“Are dragons real?” my six year-old son asked me.
He had been reading about dragons for months. He loved them so much that he couldn’t talk about anything else. He drew pictures of them, with sharp horns, large wings, and blazing fire. He pretended to be them as he ran around the house. He even dreamed about them at night.
And he had no doubt that somewhere—Eastern Europe or China, maybe—they flew freely and dangerously around the countryside.
But, one evening before bed, I was reading to him and came across the words, “mythological beast,” in reference to dragons. And thus followed wide eyes and his hesitant question.
I paused, not knowing what to say. To indicate that dragons weren’t real would crush him. Plus, in my mind, I thought: why couldn’t they be real? In so many ways, reality is all about perception. If one thinks things are real, then they are real in their consequences—one sociologist liked to say. That’s what matters, then, perception of reality rather than reality itself.
But, at the same time, something about that line of argument felt strange to me, in this particular case.
I tried an in-between answer. “Well, yes, there are the komodo dragons. They’re very—”
“No,” he stopped me. “I mean, dragon dragons. Are they real?”
“At one time, people thought that they were real,” I said, still side-stepping his question.
“You mean, there are fossils?” he asked. His innocent stare was intense.
I decided to be straight with him. “Not really. Not the kind you’re thinking. You know, mythological means like old stories. People used to talk about dragons because they probably thought they were real, but—”

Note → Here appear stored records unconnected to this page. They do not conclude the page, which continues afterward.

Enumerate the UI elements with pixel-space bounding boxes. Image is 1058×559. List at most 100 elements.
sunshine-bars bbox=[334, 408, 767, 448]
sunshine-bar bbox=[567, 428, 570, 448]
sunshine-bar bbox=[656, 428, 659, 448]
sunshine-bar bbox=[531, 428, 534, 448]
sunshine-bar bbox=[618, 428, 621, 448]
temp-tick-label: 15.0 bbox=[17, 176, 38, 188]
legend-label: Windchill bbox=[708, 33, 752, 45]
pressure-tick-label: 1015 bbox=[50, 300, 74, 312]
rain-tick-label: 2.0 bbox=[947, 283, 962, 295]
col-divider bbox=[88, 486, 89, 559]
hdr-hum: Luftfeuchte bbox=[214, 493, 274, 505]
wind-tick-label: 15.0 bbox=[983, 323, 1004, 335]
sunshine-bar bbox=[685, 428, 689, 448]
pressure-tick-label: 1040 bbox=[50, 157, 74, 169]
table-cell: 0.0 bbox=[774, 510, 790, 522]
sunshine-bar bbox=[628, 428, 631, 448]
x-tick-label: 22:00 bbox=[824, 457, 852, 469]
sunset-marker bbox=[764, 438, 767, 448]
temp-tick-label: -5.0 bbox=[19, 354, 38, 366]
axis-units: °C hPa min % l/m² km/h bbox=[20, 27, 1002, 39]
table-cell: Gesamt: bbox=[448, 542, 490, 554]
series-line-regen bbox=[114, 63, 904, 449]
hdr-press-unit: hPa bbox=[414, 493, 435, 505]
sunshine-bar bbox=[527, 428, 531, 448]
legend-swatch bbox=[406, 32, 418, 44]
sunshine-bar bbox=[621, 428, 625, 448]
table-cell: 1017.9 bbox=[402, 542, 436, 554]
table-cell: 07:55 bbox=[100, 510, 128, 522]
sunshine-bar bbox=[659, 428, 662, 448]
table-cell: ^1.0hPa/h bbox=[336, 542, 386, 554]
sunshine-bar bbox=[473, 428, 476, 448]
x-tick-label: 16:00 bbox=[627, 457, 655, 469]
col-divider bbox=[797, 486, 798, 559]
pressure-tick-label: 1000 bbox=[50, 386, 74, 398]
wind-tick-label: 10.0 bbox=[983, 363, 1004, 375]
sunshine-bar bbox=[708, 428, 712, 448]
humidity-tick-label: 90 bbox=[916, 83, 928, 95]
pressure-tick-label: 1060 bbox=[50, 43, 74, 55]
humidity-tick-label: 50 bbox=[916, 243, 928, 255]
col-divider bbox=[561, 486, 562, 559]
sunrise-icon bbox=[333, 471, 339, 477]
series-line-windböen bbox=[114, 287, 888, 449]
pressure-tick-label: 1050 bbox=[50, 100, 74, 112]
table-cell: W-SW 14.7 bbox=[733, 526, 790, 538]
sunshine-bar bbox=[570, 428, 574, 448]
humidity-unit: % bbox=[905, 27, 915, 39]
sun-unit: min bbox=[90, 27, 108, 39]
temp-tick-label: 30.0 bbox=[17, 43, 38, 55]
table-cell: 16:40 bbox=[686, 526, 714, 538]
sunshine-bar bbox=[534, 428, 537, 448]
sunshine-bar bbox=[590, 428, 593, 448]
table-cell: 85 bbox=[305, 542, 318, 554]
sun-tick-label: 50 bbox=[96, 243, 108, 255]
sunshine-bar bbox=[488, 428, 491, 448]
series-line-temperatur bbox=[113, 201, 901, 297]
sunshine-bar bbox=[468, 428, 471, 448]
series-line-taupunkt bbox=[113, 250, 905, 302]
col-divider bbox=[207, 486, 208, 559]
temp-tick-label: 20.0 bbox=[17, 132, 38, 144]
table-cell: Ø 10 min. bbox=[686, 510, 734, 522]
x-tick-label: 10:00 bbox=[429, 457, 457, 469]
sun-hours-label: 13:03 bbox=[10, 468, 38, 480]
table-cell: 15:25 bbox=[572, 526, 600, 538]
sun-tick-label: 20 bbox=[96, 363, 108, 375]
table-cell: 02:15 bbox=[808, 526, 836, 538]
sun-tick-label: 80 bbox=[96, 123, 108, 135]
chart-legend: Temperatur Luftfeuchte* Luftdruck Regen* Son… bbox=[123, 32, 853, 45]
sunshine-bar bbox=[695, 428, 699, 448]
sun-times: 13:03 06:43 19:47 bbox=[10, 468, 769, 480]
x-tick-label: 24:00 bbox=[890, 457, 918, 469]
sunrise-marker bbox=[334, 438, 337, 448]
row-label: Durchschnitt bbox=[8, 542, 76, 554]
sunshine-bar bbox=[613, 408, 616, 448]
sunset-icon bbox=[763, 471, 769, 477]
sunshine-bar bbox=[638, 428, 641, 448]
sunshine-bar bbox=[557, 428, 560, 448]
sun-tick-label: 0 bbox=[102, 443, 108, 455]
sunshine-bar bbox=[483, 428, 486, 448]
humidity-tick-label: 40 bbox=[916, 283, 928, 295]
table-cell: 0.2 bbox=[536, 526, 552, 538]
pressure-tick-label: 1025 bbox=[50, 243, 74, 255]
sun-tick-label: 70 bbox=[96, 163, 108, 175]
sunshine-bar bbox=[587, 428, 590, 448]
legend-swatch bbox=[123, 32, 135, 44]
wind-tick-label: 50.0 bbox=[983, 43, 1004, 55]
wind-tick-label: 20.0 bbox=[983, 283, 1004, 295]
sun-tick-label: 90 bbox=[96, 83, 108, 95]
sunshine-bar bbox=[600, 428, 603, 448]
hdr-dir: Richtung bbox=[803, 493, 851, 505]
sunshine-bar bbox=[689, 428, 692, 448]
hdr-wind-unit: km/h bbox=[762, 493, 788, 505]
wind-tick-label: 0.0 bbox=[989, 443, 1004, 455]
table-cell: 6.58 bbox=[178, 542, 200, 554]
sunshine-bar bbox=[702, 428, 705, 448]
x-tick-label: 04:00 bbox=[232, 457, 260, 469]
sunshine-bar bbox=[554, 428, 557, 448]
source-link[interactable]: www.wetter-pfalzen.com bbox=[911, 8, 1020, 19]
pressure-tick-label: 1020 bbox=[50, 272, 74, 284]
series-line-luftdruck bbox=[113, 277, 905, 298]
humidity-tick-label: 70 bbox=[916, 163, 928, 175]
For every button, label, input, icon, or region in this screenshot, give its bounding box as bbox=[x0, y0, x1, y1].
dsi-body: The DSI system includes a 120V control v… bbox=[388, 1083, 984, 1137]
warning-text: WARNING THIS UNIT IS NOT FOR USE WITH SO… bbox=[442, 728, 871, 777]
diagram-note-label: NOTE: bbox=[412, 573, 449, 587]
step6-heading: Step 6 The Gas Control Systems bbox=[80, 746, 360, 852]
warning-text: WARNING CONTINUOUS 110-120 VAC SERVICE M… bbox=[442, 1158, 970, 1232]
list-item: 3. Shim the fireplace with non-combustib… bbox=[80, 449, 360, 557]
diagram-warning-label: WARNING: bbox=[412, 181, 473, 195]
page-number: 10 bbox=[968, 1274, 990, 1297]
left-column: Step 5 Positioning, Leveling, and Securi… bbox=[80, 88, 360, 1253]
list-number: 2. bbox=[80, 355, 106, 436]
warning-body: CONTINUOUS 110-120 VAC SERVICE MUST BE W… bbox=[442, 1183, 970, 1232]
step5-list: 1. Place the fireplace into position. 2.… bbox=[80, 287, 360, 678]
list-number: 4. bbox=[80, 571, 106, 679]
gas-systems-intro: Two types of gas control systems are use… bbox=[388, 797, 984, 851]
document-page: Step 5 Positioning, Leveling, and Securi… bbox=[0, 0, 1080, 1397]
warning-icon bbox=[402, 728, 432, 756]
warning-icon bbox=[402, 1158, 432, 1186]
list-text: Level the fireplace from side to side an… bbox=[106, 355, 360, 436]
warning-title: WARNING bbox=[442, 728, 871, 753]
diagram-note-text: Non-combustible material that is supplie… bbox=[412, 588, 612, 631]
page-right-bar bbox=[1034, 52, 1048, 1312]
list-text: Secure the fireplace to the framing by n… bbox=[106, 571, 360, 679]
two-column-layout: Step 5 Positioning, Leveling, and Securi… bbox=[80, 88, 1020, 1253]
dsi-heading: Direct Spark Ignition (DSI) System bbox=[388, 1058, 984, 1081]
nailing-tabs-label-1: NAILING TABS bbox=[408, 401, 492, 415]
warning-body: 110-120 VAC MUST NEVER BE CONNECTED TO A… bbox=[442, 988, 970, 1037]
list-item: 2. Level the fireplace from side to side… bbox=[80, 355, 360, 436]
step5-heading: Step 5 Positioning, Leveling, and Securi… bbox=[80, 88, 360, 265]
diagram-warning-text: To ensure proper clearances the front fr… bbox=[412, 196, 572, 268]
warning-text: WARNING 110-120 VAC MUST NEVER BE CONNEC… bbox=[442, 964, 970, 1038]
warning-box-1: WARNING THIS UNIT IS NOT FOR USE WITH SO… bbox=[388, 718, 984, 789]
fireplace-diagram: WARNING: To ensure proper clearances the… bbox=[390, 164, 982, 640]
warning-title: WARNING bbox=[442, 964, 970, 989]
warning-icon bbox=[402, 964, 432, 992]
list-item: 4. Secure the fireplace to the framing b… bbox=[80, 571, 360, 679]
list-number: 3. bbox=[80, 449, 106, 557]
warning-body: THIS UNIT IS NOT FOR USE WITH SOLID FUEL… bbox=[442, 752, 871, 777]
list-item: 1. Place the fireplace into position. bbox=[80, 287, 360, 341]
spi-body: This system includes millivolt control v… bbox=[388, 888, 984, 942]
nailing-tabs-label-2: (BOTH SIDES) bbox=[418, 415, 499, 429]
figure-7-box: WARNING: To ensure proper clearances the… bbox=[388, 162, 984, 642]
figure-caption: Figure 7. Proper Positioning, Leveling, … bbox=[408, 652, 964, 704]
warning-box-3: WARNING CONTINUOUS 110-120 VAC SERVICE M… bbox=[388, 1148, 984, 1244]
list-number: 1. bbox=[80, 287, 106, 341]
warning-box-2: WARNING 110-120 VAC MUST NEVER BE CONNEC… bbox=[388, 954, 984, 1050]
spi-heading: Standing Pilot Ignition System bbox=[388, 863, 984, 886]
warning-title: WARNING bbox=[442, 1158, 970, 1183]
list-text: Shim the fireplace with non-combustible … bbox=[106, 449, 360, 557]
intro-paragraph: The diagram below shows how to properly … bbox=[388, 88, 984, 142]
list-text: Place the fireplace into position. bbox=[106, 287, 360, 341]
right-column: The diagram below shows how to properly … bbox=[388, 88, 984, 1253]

“They’re just made up creatures,” my oldest son jumped into the conversation with a matter-of-fact tone.
“Really?” my six year-old son said sadly, still looking at me.
I nodded slowly with a commiserating face.
The dragonologist suddenly shut the book about dragons and, for the next two weeks, wouldn’t have anything to do with them. He wouldn’t talk about them or draw them or pretend to be them. He only moped around the house, looking down at the ground most of the time. I felt as if I had taken the life force out of him.
Thankfully, after that, though, little by little he opened up one book on dragons after another, until now at the age of seven he is all about dragons again. The other week he talked non-stop to his friend about the many different kinds of dragons there are—names that I can’t even pronounce.
So, when my two boys got into a debate recently about whether dragons are real or not—my oldest son looking at me with his hands confidently positioned on his hips and my dragonologist staring at me with a tight-lipped grin—I did not hesitate to say, “Of course, they’re real. There just aren’t many of them left and they’re really hard to see because they’re magic.”
“There went one,” my youngest son said cheerfully, pointing behind me. “Ah, you missed him.” He chuckled. “There goes another one,” he said. I turned my head to spot the second dragon. “You missed that one, too,” he laughed.
He bounded off happily into the backyard, no doubt to fly with the dragons.
I glanced at my oldest son, who was still standing there with his hands on his hips. He flashed me a kind smile and gave me a nod of understanding.
Imagination offers great meaning and joy in life.